V/ Radio trottoir des erreurs quotidiennes

  • J’ai eu une très forte crise d’urticaire et on m’a dit que c’était dû au stress, ce n’est pas possible, je dois être allergique à quelque-chose. (Les urticaires d’origine allergique sont les plus rares. Elles peuvent avoir de multiples causes, dont certaines causes très étonnantes comme le stress ou l’effort, seuls ou associés à d’autres facteurs.)
  • Je traîne de l’urticaire depuis 3 mois et on ne me fait aucun test allergique. (Lorsqu’une urticaire dure plus de 6 semaines, on peut être certain que tous les tests allergologiques seront négatifs. Et même s’il y a un test positif à un produit quelconque, il pourra expliquer une autre maladie, mais pas votre urticaire.)

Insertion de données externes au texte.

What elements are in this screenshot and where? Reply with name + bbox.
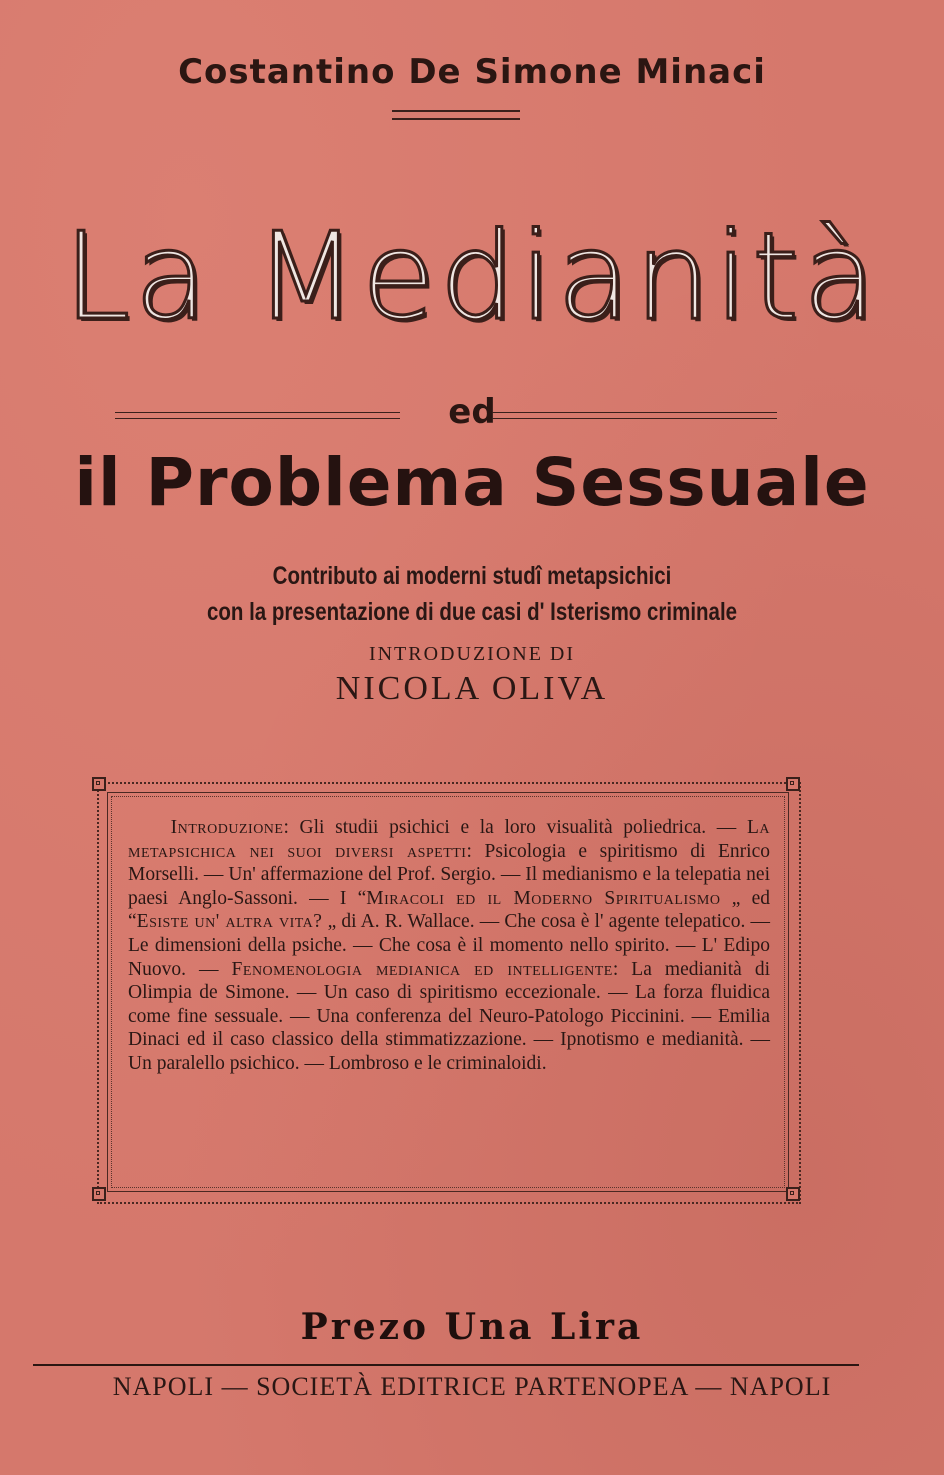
frame-corner-ornament [92, 777, 106, 791]
toc-text: : La medianità di Olimpia de Simone. — Un caso di spiritismo eccezionale. — La forza fluidica come fine sessuale. — Una conferenza del Neuro-Patologo Piccinini. — Emilia Dinaci ed il caso classico della stimmatizzazione. — Ipnotismo e medianità. — Un paralello psichico. — Lombroso e le criminaloidi. [128, 958, 770, 1074]
toc-section-heading: Esiste un' altra vita? [136, 911, 323, 933]
toc-text: „ ed “ [128, 887, 771, 933]
toc-text: „ di A. R. Wallace. — Che cosa è l' agente telepatico. — Le dimensioni della psiche. — Che cosa è il momento nello spirito. — L' Edipo Nuovo. — [128, 911, 770, 980]
frame-corner-ornament [786, 1187, 800, 1201]
toc-section-heading: Fenomenologia medianica ed intelligente [231, 958, 613, 980]
subtitle-line-2: con la presentazione di due casi d' Isterismo criminale [206, 598, 738, 626]
title-divider-right [492, 412, 777, 419]
publisher-line: NAPOLI — SOCIETÀ EDITRICE PARTENOPEA — NAPOLI [112, 1372, 832, 1401]
frame-corner-ornament [92, 1187, 106, 1201]
table-of-contents [128, 816, 770, 1076]
toc-text: : Psicologia e spiritismo di Enrico Morselli. — Un' affermazione del Prof. Sergio. — Il medianismo e la telepatia nei paesi Anglo-Sassoni. — I “ [128, 840, 770, 909]
introduction-label: INTRODUZIONE DI [368, 643, 576, 665]
author-divider [392, 110, 520, 120]
toc-text: : Gli studii psichici e la loro visualità poliedrica. — [283, 817, 747, 838]
author-name: Costantino De Simone Minaci [178, 52, 766, 92]
toc-section-heading: La metapsichica nei suoi diversi aspetti [128, 817, 771, 862]
toc-section-heading: Miracoli ed il Moderno Spiritualismo [366, 887, 721, 909]
toc-section-heading: Introduzione [170, 817, 284, 838]
publisher-divider [33, 1364, 859, 1366]
subtitle-line-1: Contributo ai moderni studî metapsichici [272, 562, 672, 590]
introduction-author: NICOLA OLIVA [335, 670, 609, 707]
price-line: Prezo Una Lira [300, 1306, 644, 1348]
secondary-title: il Problema Sessuale [74, 444, 870, 521]
main-title: La Medianità [63, 208, 881, 347]
title-conjunction: ed [448, 392, 496, 432]
frame-corner-ornament [786, 777, 800, 791]
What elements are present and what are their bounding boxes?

  • Mon enfant a fait une forte crise avec un œdème et l’on n’a même pas fait de cortisone. (La cortisone est à éviter chez les jeunes enfants, car il y a un risque de dépendance. Si c’est une première crise, il n’y a aucun risque, il faut juste essayer de comprendre la cause et si elle n’est pas allergique, il n’aura jamais besoin de cortisone.)
  • J’ai une urticaire chronique et on ne trouve rien. (Il faudra cependant essayer sans doute supprimer tous les médicaments que vous prenez, car ils sont la première cause d’urticaire chronique.) 
  • Je ne comprends pas, j’ai de l’urticaire et on me dit que je ne suis pas allergique. (Dans 90% des cas, chez l’adulte, l’urticaire n’a pas d’origine allergique.)
  • Mon fils fait une allergie à l’arachide et à l’effort, et on me dit qu’il peut continuer à consommer de l’arachide. J’ai très peur d’un choc. (C’est vrai qu’il est difficile de comprendre qu’il ne s’agit pas d’une véritable allergie, mais simplement de la réunion de deux facteurs qui produit une réaction sur les mastocytes et donne de l’urticaire. Ce type de réaction est parfois impressionnant, mais pas dangereux.)